SPOKANE, Wash. — The upcoming “Beavis and Butt-Head” revival on Comedy Central has finally given 41-year-old Paul Moreno a topic of conversation to share with his mother during their monthly phone calls, ambivalent relatives confirmed.

“This is perfect. I’ve been trying to call my mom more, but we never really have anything to talk about other than the fact we both own cats. But now I can bring up ‘Beavis and Butt-Head’ since she forbade me from watching it when I was a teenager. Of course, I watched anyway,” said Moreno. “I figure, if there’s a lull in the conversation, I can get her riled up by mentioning the time she wrote a letter to the cable company about how MTV was the work of the devil, and how she blamed the show for the town’s library burning down.”

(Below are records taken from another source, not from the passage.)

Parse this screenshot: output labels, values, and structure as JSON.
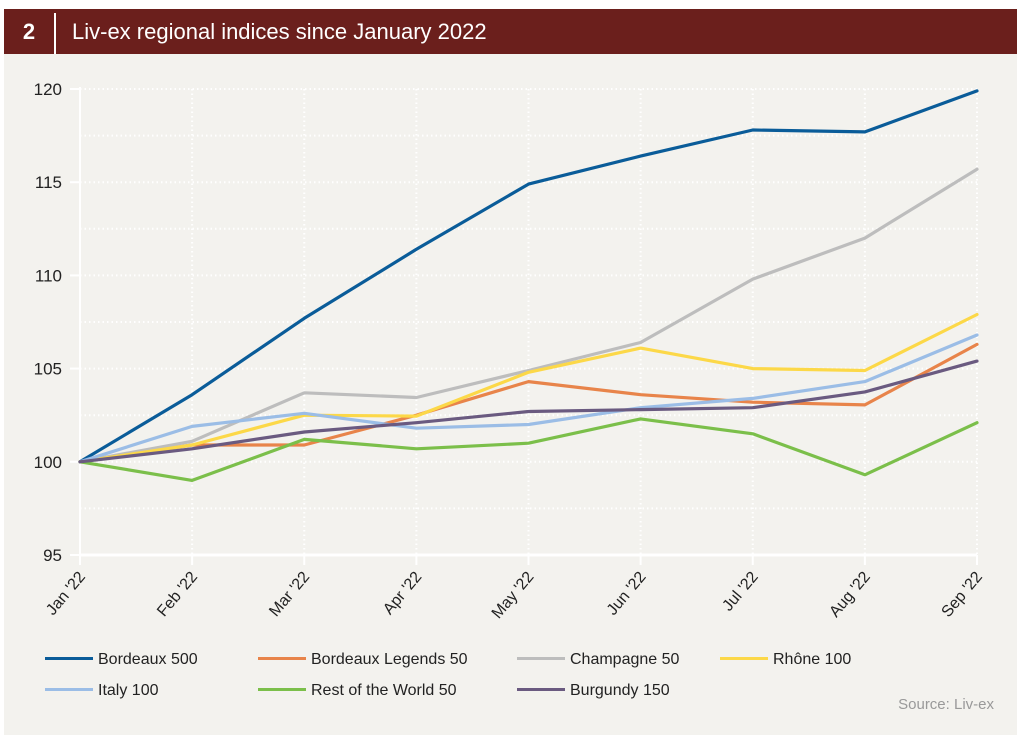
{
  "header": {
    "number": "2",
    "title": "Liv-ex regional indices since January 2022"
  },
  "source": "Source: Liv-ex",
  "colors": {
    "header_bg": "#6b1f1c",
    "panel_bg": "#f3f2ee",
    "grid": "#ffffff"
  },
  "chart_data": {
    "type": "line",
    "title": "Liv-ex regional indices since January 2022",
    "xlabel": "",
    "ylabel": "",
    "x": [
      "Jan '22",
      "Feb '22",
      "Mar '22",
      "Apr '22",
      "May '22",
      "Jun '22",
      "Jul '22",
      "Aug '22",
      "Sep '22"
    ],
    "ylim": [
      95,
      120
    ],
    "yticks": [
      95,
      100,
      105,
      110,
      115,
      120
    ],
    "grid": true,
    "legend_position": "bottom",
    "series": [
      {
        "name": "Bordeaux 500",
        "color": "#0a5c99",
        "values": [
          100,
          103.6,
          107.7,
          111.4,
          114.9,
          116.4,
          117.8,
          117.7,
          119.9
        ]
      },
      {
        "name": "Bordeaux Legends 50",
        "color": "#e8844a",
        "values": [
          100,
          100.9,
          100.9,
          102.5,
          104.3,
          103.6,
          103.2,
          103.05,
          106.3
        ]
      },
      {
        "name": "Champagne 50",
        "color": "#bdbdbd",
        "values": [
          100,
          101.1,
          103.7,
          103.45,
          104.9,
          106.4,
          109.8,
          112.0,
          115.7
        ]
      },
      {
        "name": "Rhône 100",
        "color": "#fcd848",
        "values": [
          100,
          100.9,
          102.5,
          102.45,
          104.8,
          106.1,
          105.0,
          104.9,
          107.9
        ]
      },
      {
        "name": "Italy 100",
        "color": "#9bbde6",
        "values": [
          100,
          101.9,
          102.6,
          101.8,
          102.0,
          102.9,
          103.4,
          104.3,
          106.8
        ]
      },
      {
        "name": "Rest of the World 50",
        "color": "#7bbf4a",
        "values": [
          100,
          99.0,
          101.2,
          100.7,
          101.0,
          102.3,
          101.5,
          99.3,
          102.1
        ]
      },
      {
        "name": "Burgundy 150",
        "color": "#6a5a80",
        "values": [
          100,
          100.7,
          101.6,
          102.1,
          102.7,
          102.8,
          102.9,
          103.75,
          105.4
        ]
      }
    ]
  }
}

66-year-old Olga Moreno only vaguely recalled her objections to the show.

“Oh, that was the one where those boys were very rude, right? I never watched it, of course, but I heard there was lots of satanic stuff and black leather, and so much nudity,” explained Mrs. Moreno. “Maybe I was a bit harsh, but parenthood is all about depriving your children of enjoyment — whether it be that Beefis and Buttmunch show, or ‘South Park,’ or ‘WWF’ wrestling. And who can forget that nasty Weather Channel! Some of those low-cut tops on those meteorologists were unseemly.”

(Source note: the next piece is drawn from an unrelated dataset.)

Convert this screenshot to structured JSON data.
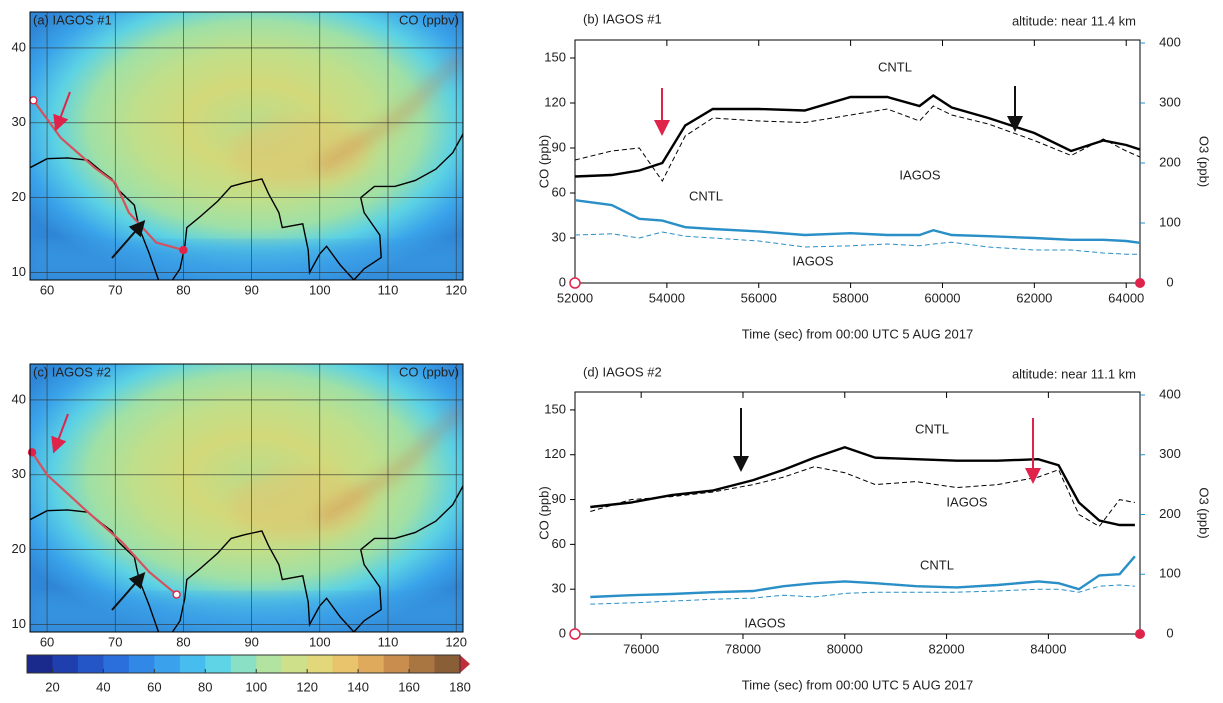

Family psychologist Dr. Allison Washington claimed Generation X mother-son relationships often devolve into conversations about what the now-adult children are now free to do.

 

“We found that 65% of long distance conversations, whether it’s by phone or FaceTime, mainly consist of ‘remember when’ discussions,” Washington said. “From the men, it’s about how they weren’t allowed to go to a Toadies concert in 1994, and from their moms, it’s how their son’s hair turned a funny color with Sun-In; former disapproval of eyebrow rings; or how much the flannel they wore smelled like B.O.”

At press time, Moreno was excitedly reading up on the fatalities in the latest “Mortal Kombat” game with the intention of describing them in detail to his mother.